Yesterday I told a story about a man who mistreated me as a result of our television show. But he was an exception to the experiences I normally had with our viewers. Once I was speaking at a drug court event, and a young person told me that his grandma watched our show every week, and then he said, “And because my grandma heard about addiction the way you spoke of it, she stopped judging my character and started encouraging my recovery.” What a blessing to hear that! Another time my family was leaving a restaurant and a guy ran up and asked if he could snap a picture with me (this was before “selfie” was a common term). Then he explained to my husband how he was going to show it to his mother, and how she was going to be so mad that she skipped church and Sunday lunch out with him – because she just LOVED our show. Oftentimes people would stop me at the gym or the mall, and tell me about their friend/relative, etc., who had an addiction problem. They might ask for advice, but mostly they just wanted me to listen to their story. I would be heading home from the gym and stop to put gas in the car and end up having a 30 minute conversation. People felt free to tell me I looked less “fat” in person, or “younger”, or even “not as old” or how much they did NOT like my outfit. All this conversing changed how I felt about being out in public. I learned that when people stared at me in public, they might actually be looking AT me. Previously, if I noticed a stranger looking at me, I figured they thought I was someone they knew from high school, or maybe I had toilet paper trailing behind me stuck to my shoe. Whatever. I gave it little thought. But this attention left me more self-conscious about going to the gym, for instance, where I might end up spending 90 minutes rather than 60 in order to hear a story. Or maybe I’d give a second thought to what I wore — seeing as how people were so free to critique my attire. It was all very weird and uncomfortable. I also realized that prior to this experience, I could stand in line at the store trying to buy salmon and skittles and pay absolutely no attention to the people around me who I didn’t know. But in this new weird tv world, strangers acted all sorts of ways – but never like who they were to me – a stranger. They “saw” me in ways that were different than how I experienced them. I couldn’t “see” them; I didn’t “know” them; they had never been in my living room via a television screen.
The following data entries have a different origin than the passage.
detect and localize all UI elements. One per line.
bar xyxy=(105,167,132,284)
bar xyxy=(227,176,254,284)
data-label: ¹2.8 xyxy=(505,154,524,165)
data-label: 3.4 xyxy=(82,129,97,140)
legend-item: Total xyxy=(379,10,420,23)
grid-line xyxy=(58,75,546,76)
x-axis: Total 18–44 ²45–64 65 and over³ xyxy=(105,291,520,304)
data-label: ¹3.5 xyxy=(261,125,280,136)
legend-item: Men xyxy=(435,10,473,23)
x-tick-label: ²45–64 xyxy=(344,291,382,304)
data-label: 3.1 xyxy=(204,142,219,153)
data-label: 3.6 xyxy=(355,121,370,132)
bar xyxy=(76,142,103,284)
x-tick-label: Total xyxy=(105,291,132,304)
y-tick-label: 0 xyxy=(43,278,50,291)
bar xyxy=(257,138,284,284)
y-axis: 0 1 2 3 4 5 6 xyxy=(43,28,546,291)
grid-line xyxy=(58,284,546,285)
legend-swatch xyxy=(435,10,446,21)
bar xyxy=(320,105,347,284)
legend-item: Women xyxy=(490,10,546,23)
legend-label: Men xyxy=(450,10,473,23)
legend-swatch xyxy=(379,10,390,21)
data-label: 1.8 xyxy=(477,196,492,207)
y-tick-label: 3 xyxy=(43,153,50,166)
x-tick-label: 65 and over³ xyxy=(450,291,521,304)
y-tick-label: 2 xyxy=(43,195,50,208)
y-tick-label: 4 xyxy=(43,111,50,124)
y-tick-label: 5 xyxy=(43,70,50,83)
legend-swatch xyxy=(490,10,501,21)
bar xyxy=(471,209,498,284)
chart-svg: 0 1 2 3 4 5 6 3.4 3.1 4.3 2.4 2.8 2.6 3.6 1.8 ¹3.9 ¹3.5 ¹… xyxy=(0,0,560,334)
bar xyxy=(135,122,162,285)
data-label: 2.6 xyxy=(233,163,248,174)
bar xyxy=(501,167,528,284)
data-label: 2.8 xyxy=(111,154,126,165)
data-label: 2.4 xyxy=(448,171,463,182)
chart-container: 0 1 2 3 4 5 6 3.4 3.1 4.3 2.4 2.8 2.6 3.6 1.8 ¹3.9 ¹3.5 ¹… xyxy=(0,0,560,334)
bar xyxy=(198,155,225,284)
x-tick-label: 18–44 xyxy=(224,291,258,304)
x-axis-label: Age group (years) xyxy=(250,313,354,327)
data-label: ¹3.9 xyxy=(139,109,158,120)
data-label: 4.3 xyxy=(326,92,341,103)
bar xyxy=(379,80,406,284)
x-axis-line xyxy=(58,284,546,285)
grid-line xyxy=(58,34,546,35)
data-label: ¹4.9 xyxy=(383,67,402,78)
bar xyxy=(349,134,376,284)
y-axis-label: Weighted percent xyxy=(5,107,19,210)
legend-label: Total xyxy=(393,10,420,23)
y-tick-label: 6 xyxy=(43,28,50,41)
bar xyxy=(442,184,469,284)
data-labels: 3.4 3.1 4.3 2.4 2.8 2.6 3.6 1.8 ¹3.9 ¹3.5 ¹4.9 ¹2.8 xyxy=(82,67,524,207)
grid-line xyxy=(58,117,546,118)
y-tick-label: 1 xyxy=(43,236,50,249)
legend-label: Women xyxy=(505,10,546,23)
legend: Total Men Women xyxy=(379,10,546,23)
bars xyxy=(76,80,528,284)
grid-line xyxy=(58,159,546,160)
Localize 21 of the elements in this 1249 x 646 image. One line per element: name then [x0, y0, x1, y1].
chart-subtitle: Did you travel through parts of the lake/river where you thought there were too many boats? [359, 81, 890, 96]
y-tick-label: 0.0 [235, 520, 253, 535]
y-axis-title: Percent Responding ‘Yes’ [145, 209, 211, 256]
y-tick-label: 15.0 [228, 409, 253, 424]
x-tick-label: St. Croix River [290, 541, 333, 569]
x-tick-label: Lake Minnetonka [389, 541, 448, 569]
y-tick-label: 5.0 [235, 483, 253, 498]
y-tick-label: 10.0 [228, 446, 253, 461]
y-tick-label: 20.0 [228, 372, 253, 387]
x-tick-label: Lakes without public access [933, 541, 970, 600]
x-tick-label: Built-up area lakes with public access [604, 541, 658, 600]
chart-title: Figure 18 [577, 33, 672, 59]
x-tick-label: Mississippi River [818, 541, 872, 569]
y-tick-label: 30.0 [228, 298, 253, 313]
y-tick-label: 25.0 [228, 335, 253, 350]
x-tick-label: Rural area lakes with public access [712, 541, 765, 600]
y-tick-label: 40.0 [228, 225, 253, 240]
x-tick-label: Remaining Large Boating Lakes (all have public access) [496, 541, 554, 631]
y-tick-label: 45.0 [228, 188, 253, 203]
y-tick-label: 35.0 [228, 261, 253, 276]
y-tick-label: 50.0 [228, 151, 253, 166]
You surround me—front and back. You put your hand on me. That kind of knowledge is too much for me; it’s so high above me that I can’t fathom it. Where could I go to get away from your spirit? Where could I go to escape your presence? If I went up to heaven, you would be there. If I went down to the grave, you would be there too! If I could fly on the wings of dawn, stopping to rest only on the far side of the ocean— even there your hand would guide me; even there your strong hand would hold me tight! If I said, “The darkness will definitely hide me; the light will become night around me,” even then the darkness isn’t too dark for you! Nighttime would shine bright as day, because darkness is the same as light to you! Psalm 139:5-12 CEB
I’ve learned to be more aware of my environment from my time on television; I believe the psalms are inviting me to become more aware of God’s presence in my life too. Can we take a few minutes today to remind ourselves that God is with us?